И не напрасно то собрание 15 июня 1954 года так взволновало Гранина и всех тайно сочувствующих. Все уже знали, что такого рода события не остаются без последствий.
Начинается обвальная травля Зощенко в печати и на радио. Пытаясь как-то остановить эту «лавину», Зощенко обращается с письмом к главному советскому критику Ермилову. Когда-то он говорил о Зощенко добрые слова. И если бы он теперь заступился…

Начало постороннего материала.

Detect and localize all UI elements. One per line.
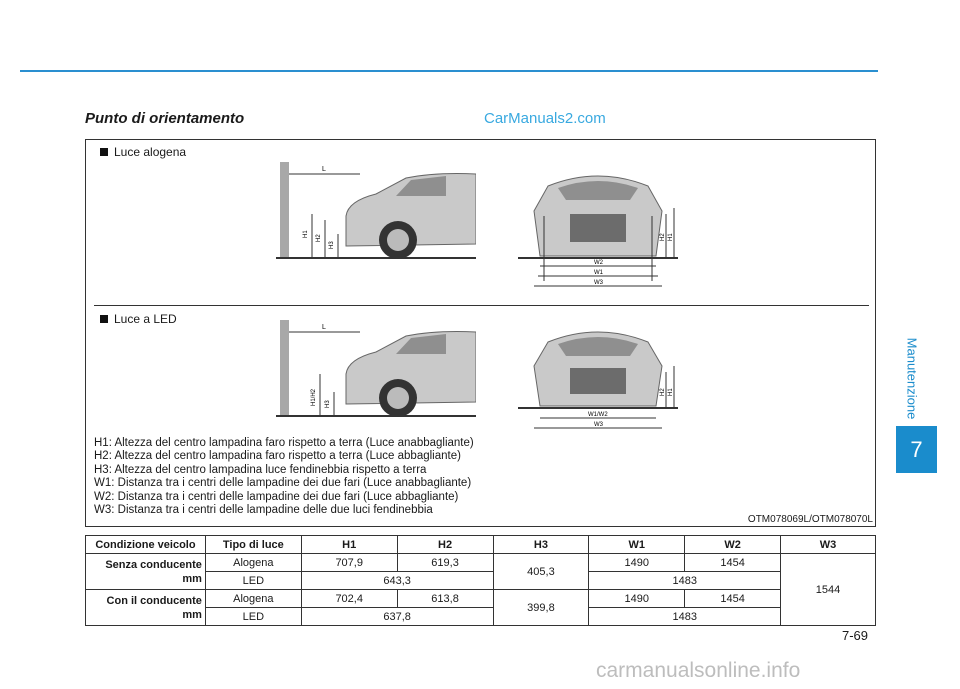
page-number: 7-69 [842,628,869,643]
dim-H2-side: H2 [316,234,322,242]
table-cell: 1483 [589,572,781,590]
dim-L: L [322,166,326,173]
condition-unloaded: Senza conducente mm [86,554,206,590]
dim-W2: W2 [594,260,603,266]
panel-label-halogen: Luce alogena [100,145,186,159]
table-header: Tipo di luce [205,536,301,554]
watermark-top: CarManuals2.com [484,110,606,127]
dimension-legend [94,437,474,517]
wall [280,162,289,258]
bullet-square-icon [100,315,108,323]
headlight-aiming-figure [85,139,876,527]
dim-H3-side: H3 [329,241,335,249]
aiming-spec-table [85,535,876,626]
table-cell: 643,3 [301,572,493,590]
table-cell: 1544 [781,554,876,626]
dim-H1H2-side: H1/H2 [311,388,317,406]
table-cell: Alogena [205,590,301,608]
table-header: H1 [301,536,397,554]
dim-W1: W1 [594,270,603,276]
table-cell: 619,3 [397,554,493,572]
table-header: H3 [493,536,589,554]
table-cell: 1454 [685,590,781,608]
dim-H1-side: H1 [303,230,309,238]
section-title: Punto di orientamento [85,110,245,127]
table-cell: 1490 [589,554,685,572]
figure-code: OTM078069L/OTM078070L [747,514,873,525]
wall [280,320,289,416]
table-header: H2 [397,536,493,554]
table-cell: Alogena [205,554,301,572]
table-cell: 1490 [589,590,685,608]
dim-W3: W3 [594,280,603,286]
side-view-halogen [276,156,476,264]
front-view-halogen [518,156,678,296]
table-cell: 399,8 [493,590,589,626]
condition-loaded: Con il conducente mm [86,590,206,626]
grille [570,214,626,242]
legend-line: H3: Altezza del centro lampadina luce fendinebbia rispetto a terra [94,463,427,476]
grille [570,368,626,394]
dim-H2-front: H2 [660,388,666,396]
dim-H2-front: H2 [660,233,666,241]
legend-line: W2: Distanza tra i centri delle lampadine dei due fari (Luce abbagliante) [94,490,459,503]
bullet-square-icon [100,148,108,156]
table-header: Condizione veicolo [86,536,206,554]
panel-divider [94,305,869,306]
table-cell: 707,9 [301,554,397,572]
panel-label-led: Luce a LED [100,312,177,326]
side-tab-label: Manutenzione [904,337,920,419]
dim-L: L [322,324,326,331]
legend-line: H1: Altezza del centro lampadina faro rispetto a terra (Luce anabbagliante) [94,437,474,449]
watermark-bottom: carmanualsonline.info [596,659,801,682]
table-cell: LED [205,608,301,626]
legend-line: H2: Altezza del centro lampadina faro rispetto a terra (Luce abbagliante) [94,450,461,463]
table-cell: 405,3 [493,554,589,590]
table-row [86,554,876,572]
dim-W1W2: W1/W2 [588,412,608,418]
table-cell: 702,4 [301,590,397,608]
dim-W3: W3 [594,422,603,428]
table-header: W2 [685,536,781,554]
table-header: W1 [589,536,685,554]
table-cell: 613,8 [397,590,493,608]
table-cell: 1454 [685,554,781,572]
dim-H1-front: H1 [668,388,674,396]
front-view-led [518,316,678,436]
side-view-led [276,316,476,420]
dim-H1-front: H1 [668,233,674,241]
table-header: W3 [781,536,876,554]
dim-H3-side: H3 [325,400,331,408]
chapter-number: 7 [896,426,937,473]
table-cell: LED [205,572,301,590]
header-rule [20,70,878,72]
legend-line: W1: Distanza tra i centri delle lampadine dei due fari (Luce anabbagliante) [94,477,472,490]
table-header-row [86,536,876,554]
legend-line: W3: Distanza tra i centri delle lampadine delle due luci fendinebbia [94,504,433,517]
table-row [86,590,876,608]
table-cell: 637,8 [301,608,493,626]
table-cell: 1483 [589,608,781,626]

Ермилов отвечает Зощенко — но через газету «Правда». Надо ведь, чтобы о его «принципиальности» узнали и власти! Вот это письмо — своего рода «эпитафия» Зощенко:
«М.М. Зощенко.
Да, я писал Вам девятнадцать лет тому назад о моем положительном отношении к Вашей “Голубой книге”, которая печаталась тогда в редактировавшемся мной журнале “Красная новь”. Вы напомнили мне об этом в Вашем письме от 27 июля 1954 года. В этом письме Вы напоминаете также о том, что Горький видел “социальную педагогику” в Ваших рассказах. Вы напоминаете о том, что руководство Союза писателей представило Вас в 1939 году к ордену Трудового Красного Знамени за заслуги в литературе. Наконец, Вы напоминаете о письмах читателей. Из всего этого Вы делаете вывод, что в приводимых Вами фактах заключалась для Вас моральная санкция — как Вы выражаетесь — “строить мою литературу так, как я ее строил”. Иными словами, Вы считаете возможным утверждать, что Горький, читатели, Союз писателей морально санкционировали и Вашу упадочническую эгоистическую повесть, напечатанную Вами в дни Великой Отечественной войны, и такие Ваши, с позволения сказать, труды, как рассказ о приключениях обезьяны, чей “моральный облик”, по концепции Вашего рассказа, выше морального облика советских людей, и другие Ваши подобные изготовления.